My thanks to Snoobler and Kevgermany. Below is info for further clarification.

I do not believe there are any loads that bypass the Smart Shunt.

Our batteries are 6v Lifeline AGM's, 400Ah each in series, therefore 12v, 400Ah and as I understand it, in most circumstances one should not routinely go below 50% discharge, therefore approximately 200Ah of useable battery.

The 220-300Wh of daily yield from our 210W solar panel was achieved a week ago, 3 weeks after the winter solstice in central Idaho with a mix of sun and clouds. Again the solar controller registered our daily consumption at 10-20Wh. We basically only use the batteries to run LED lights, run the pump for the heater which is propane fired, water pump, radio and a couple USB charging stations. The frig is run with propane, therefore no large draws on the batteries

The MPPT controller is set with Absorption at 14.4v, Float 13.3v, Equalization 15.2, Max Abs Time 2hrs and tail current at 2amp.

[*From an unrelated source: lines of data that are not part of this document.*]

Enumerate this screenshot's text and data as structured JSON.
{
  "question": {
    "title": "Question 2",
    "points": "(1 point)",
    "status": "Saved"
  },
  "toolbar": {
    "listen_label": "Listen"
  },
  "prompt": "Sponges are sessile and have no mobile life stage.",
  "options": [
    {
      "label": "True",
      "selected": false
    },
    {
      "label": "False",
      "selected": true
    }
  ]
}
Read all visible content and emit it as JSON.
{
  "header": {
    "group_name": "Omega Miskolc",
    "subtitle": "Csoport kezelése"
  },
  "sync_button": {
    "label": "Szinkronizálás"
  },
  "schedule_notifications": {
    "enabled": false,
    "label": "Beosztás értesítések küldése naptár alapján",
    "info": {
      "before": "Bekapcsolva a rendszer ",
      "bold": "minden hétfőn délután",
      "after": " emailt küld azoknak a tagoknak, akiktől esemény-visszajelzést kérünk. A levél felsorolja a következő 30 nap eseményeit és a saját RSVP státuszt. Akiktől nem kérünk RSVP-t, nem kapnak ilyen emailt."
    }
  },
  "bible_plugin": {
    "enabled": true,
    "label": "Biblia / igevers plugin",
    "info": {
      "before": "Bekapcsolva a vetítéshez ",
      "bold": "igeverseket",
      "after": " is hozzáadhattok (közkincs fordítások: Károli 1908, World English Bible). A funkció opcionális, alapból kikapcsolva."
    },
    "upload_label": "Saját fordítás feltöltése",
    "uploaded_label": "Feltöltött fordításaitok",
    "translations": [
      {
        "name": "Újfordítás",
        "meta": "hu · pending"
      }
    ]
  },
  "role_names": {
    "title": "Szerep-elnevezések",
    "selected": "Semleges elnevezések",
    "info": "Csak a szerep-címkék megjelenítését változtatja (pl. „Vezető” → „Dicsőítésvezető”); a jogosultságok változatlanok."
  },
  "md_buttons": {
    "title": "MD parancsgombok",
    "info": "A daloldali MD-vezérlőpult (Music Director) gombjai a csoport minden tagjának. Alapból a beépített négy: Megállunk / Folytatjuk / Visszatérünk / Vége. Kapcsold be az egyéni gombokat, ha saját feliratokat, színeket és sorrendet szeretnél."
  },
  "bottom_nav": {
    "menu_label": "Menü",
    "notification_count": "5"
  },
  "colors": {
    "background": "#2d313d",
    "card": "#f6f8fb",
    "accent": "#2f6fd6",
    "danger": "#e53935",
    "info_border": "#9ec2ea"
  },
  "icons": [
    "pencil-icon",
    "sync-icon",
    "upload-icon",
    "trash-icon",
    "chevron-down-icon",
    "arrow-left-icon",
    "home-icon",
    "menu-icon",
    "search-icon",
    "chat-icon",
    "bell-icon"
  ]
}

Smart ShuntCharge Voltage 14.1v, Peukert 1.1, Charge Efficiency 97%

The above figures are recommended settings from the manufacturer of our batteries.

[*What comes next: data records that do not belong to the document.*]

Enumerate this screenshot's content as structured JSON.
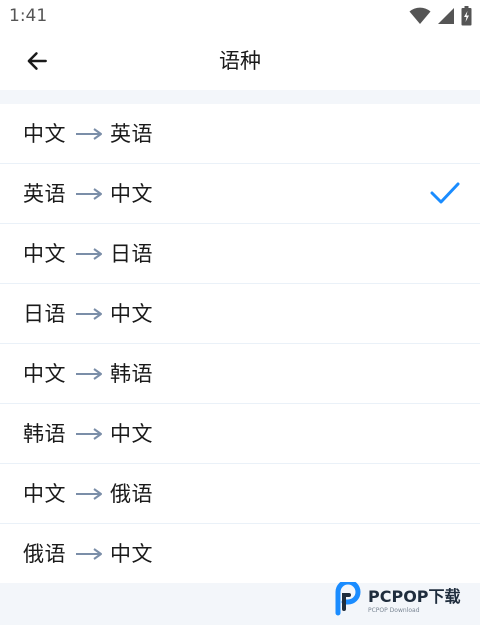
{
  "status_bar": {
    "time": "1:41",
    "icons": [
      "wifi-icon",
      "cellular-signal-icon",
      "battery-icon"
    ]
  },
  "header": {
    "title": "语种",
    "back_icon": "arrow-back-icon"
  },
  "languages": {
    "items": [
      {
        "from": "中文",
        "to": "英语",
        "selected": false
      },
      {
        "from": "英语",
        "to": "中文",
        "selected": true
      },
      {
        "from": "中文",
        "to": "日语",
        "selected": false
      },
      {
        "from": "日语",
        "to": "中文",
        "selected": false
      },
      {
        "from": "中文",
        "to": "韩语",
        "selected": false
      },
      {
        "from": "韩语",
        "to": "中文",
        "selected": false
      },
      {
        "from": "中文",
        "to": "俄语",
        "selected": false
      },
      {
        "from": "俄语",
        "to": "中文",
        "selected": false
      }
    ],
    "arrow_icon": "arrow-right-icon",
    "check_icon": "checkmark-icon"
  },
  "watermark": {
    "text": "PCPOP下载",
    "subtext": "PCPOP Download"
  },
  "colors": {
    "accent": "#1a8cff",
    "arrow": "#7b8ea8",
    "text": "#1a1a1a",
    "band": "#f3f6fa",
    "divider": "#eaf1f8"
  }
}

I am not very knowledgable when it comes to electronics, solar panels, etc. While I suspect that our setup provides sufficient battery capability for our needs I still don't understand why the solar panel generates 220-300Wh per day, we consume 10-20Wh per day, though there is a daily decline in our batteries' state of charge of 4-6%, approximately 80% after 4 days relying solely on solar.